Übrigens …

Berlin Alexanderplatz im Köln, Schauspiel

„Ein Jegliches hat seine Zeit.“

Hermann Schmidt-Rahmer war vor 35 Jahren Mitglied des Kölner Ensembles. Seit 2011 ist er Professor für Szene an der Universität Berlin. Jetzt brachte er seine Bühnenfassung des 1929 erschienenen Romans Berlin Alexanderplatz von Alfred Döblin am Kölner Schauspiel heraus.
Bereits vor 100 Jahren war Berlin eine schnell wachsende Millionen-Metropole, wobei der Alexanderplatz einen der zentralen Knotenpunkte darstellte. Der Roman schildert diese immer komplexer werdende Welt, wobei Döblin als literarische Mittel u.a. eine expressive Sprache und Montagen aus Werbeslogans bis hin zu Bibelversen verwendete, um die Großstadt als Ort der Dauerkommunikation darzustellen. Eine ständige Reizüberflutung – Wichtiges und Unwichtiges, eine permanente Geräuschkulisse – wirkt auf den Menschen ein, der sich dieser Dauerkommunikation nicht entziehen kann. Schmidt-Rahmer erweitert den dauerrauschenden Stadtraum durch die Datenströme der digitalen Netzwelt. Auch hier, wie schon bei Döblin, dominiert ein patriarchalisches, menschenfeindliches Klima.
Der Lohnarbeiter Franz Biberkopf tritt nach vier Jahren Haft – er hatte seine Freundin erschlagen – in diese neue Welt ein.
Er versucht, anständig zu leben, will dann aber schnell an Geld kommen und gerät so auf die schiefe Bahn. Im Zuge der Handlung verliert er seinen Arm und verliebt sich in die Prostituierte Mieze. Sein Freund, der Ganove Reinhold, verwickelt ihn in dubiose Geschäfte und dennoch kann sich Franz nicht von ihm lösen.

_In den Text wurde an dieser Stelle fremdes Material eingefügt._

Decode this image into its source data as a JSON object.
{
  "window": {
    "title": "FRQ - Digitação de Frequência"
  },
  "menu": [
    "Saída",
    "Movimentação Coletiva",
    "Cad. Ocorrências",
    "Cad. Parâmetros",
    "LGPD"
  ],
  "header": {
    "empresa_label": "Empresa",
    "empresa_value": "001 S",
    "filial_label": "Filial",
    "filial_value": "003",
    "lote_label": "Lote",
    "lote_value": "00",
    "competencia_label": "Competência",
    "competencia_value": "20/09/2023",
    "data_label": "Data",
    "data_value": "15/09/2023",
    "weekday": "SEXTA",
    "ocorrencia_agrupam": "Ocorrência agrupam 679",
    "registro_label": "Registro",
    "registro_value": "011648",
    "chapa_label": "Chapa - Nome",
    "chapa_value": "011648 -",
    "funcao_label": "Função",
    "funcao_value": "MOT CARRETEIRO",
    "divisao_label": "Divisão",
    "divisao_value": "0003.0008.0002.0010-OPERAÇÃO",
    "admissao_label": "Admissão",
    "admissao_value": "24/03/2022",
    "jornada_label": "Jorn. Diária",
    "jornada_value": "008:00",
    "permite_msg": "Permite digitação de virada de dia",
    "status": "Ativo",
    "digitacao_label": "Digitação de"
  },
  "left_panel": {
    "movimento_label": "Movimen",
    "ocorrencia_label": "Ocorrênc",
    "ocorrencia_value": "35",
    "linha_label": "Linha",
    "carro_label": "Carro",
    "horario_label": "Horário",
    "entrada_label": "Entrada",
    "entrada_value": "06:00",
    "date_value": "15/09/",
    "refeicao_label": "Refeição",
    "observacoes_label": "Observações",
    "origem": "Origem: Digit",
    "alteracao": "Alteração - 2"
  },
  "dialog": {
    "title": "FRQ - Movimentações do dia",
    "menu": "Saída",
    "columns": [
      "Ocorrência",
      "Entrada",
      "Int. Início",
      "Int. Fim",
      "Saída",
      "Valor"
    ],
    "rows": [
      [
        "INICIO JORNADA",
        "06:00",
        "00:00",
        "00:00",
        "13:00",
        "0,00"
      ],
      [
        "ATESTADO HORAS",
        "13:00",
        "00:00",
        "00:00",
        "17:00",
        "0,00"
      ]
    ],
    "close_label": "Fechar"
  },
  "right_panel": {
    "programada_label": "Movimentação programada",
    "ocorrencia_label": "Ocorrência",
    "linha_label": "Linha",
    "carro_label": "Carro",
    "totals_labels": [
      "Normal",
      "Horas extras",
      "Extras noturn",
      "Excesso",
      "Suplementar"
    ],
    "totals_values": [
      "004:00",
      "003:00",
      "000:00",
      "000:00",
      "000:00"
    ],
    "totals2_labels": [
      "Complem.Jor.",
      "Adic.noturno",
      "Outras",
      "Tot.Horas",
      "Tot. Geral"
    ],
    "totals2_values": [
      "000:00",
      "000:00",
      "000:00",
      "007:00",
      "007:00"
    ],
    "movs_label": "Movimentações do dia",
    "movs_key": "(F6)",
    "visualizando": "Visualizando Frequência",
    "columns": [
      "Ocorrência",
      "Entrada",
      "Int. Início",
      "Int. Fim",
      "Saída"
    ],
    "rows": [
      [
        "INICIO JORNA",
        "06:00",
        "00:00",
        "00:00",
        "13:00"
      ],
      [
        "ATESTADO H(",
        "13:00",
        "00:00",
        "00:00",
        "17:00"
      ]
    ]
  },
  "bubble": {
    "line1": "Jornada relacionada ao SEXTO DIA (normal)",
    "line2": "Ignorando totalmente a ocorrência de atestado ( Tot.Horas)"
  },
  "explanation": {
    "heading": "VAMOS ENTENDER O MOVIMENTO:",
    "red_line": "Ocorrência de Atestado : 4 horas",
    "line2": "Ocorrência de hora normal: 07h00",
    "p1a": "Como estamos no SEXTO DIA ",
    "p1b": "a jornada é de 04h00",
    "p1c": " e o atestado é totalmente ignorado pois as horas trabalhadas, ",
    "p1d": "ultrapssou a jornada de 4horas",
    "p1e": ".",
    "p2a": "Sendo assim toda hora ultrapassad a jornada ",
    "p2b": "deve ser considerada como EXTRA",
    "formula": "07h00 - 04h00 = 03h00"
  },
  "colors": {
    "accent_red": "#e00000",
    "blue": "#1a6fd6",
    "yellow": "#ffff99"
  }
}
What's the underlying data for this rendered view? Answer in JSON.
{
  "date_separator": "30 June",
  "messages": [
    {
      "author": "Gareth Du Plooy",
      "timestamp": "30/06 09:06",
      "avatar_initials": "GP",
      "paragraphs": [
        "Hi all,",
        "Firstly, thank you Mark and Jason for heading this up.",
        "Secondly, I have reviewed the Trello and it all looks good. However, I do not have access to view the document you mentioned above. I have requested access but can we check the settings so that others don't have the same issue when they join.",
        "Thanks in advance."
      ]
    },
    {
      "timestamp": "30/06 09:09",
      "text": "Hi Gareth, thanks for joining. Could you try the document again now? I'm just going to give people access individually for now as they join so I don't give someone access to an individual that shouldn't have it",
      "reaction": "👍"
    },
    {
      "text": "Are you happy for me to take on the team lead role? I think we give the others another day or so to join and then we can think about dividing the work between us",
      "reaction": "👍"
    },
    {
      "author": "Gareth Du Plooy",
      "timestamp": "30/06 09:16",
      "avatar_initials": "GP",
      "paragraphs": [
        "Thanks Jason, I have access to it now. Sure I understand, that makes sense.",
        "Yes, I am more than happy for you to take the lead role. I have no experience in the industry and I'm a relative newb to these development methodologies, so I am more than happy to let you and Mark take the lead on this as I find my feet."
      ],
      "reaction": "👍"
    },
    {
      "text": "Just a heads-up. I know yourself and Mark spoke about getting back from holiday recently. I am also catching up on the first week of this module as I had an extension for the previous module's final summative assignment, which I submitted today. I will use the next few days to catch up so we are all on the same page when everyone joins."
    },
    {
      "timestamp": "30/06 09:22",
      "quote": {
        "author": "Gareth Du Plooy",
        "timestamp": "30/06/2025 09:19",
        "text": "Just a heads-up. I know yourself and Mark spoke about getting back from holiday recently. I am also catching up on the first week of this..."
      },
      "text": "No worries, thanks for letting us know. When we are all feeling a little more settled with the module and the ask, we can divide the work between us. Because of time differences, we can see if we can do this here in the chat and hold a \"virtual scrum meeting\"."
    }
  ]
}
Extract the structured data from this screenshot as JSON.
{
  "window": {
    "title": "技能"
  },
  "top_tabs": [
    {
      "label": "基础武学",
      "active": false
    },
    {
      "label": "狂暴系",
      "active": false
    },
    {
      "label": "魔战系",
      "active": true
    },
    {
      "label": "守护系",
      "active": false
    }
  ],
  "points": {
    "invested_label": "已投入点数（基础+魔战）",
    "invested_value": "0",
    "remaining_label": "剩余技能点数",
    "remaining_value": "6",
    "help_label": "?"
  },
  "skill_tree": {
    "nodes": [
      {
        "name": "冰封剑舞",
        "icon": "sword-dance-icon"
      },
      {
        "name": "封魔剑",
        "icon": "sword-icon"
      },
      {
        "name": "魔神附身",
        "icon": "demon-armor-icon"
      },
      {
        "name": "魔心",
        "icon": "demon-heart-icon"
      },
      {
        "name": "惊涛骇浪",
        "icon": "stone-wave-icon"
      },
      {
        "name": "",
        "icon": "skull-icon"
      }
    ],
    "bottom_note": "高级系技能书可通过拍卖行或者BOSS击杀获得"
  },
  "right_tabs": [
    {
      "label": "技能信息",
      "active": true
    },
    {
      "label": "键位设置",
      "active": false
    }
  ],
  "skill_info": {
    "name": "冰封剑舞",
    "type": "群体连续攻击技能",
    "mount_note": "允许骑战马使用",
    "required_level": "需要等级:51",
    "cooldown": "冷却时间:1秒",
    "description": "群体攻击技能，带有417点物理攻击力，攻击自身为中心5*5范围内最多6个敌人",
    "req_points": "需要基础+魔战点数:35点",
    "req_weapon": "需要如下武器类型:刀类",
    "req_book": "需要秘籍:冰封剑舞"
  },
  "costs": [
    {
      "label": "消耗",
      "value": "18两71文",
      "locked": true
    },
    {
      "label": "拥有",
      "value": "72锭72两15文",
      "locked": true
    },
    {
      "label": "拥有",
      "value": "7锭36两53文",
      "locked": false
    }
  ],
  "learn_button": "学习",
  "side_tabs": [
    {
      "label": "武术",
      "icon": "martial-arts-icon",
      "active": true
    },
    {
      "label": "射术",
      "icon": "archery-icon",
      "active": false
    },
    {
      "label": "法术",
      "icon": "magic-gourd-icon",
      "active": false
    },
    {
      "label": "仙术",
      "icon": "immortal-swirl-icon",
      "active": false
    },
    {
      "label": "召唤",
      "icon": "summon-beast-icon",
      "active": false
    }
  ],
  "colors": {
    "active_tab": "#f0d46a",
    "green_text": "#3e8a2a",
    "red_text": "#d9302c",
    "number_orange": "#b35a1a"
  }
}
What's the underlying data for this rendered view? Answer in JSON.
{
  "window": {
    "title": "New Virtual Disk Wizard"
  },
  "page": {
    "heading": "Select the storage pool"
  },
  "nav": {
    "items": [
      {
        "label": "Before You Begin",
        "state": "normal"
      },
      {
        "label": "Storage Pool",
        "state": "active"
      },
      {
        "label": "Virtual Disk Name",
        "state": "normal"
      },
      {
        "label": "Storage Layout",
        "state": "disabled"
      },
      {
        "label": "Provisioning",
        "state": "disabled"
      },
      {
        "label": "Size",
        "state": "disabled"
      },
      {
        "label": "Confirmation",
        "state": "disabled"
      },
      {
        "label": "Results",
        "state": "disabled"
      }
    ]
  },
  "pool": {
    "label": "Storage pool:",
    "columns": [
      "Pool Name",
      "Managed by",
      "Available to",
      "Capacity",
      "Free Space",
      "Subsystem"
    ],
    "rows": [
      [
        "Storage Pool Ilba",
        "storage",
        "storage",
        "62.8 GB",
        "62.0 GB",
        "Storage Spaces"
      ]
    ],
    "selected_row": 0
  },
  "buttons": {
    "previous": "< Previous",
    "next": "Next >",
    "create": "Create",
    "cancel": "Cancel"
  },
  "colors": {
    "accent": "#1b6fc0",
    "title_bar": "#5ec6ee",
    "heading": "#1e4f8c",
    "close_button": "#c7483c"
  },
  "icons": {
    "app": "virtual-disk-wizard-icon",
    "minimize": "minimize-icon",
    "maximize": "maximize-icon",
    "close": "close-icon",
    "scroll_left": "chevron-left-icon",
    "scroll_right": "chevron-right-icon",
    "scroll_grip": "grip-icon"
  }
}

Schmidt-Rahmer stellt die ständige Reizüberflutung u.a. durch eine große Bühnenwand mit unzähligen kleinen flirrenden Bildern und Videos dar, von denen einige ab und zu für einen Moment größer werden. Dazu kommt, dass sich die Schauspieler gegenseitig oder selbst mit den Handys filmen, was auch auf die Rückwand übertragen wird. Sicher sind diese optischen Einflüsse ein wesentliches Indiz unserer von TikTok und anderen Kommunikationsformen beherrschten Welt. Hinzu kommt noch, dass Biberkopf von mehreren Darstellern gespielt wird – Jonas Dumke, Leonhard Hugger, Fabian Reichenbach, Franziska Annekonstans Winkler, Uwe Rohbeck: Die Absicht ist klar: jede dieser Figuren stellt einen anderen psychischen Zustand des Protagonisten dar, aber hätte nicht ein Darsteller gereicht? Anja Laïs spielt Reinhold mit angeklebtem Bart. Was bringt hier der Geschlechtertausch? Louisa Beck überzeugt als Mieze.
Aber insgesamt wird es dem Zuschauer schwer gemacht, nicht dann und wann ob der ständigen Reizüberflutung abzuschalten. Zum Ende hin wird diese immerhin beachtlich reduziert. Todesengel wandern über die nun schwarze Bühne. Fast erleichtert erleben
wir Uwe Rohbeck als letzte Version des Franz, der erklärt: „Ich bin kein Mensch, ich bin ein Vieh, ein Untier.“
Dieser Abend bietet sicher manch intelligente Umsetzung des verwirrenden, flirrenden Einflusses der Umwelt auf Franz Biberkopf. Da aber zu oft gerapt, geschwafelt, gefilmt wird, wird es dem Zuschauer schwer, wenn nicht unmöglich gemacht, dem Handlungsfaden konzentriert zu folgen. Was nicht dem Ensemble anzulasten ist.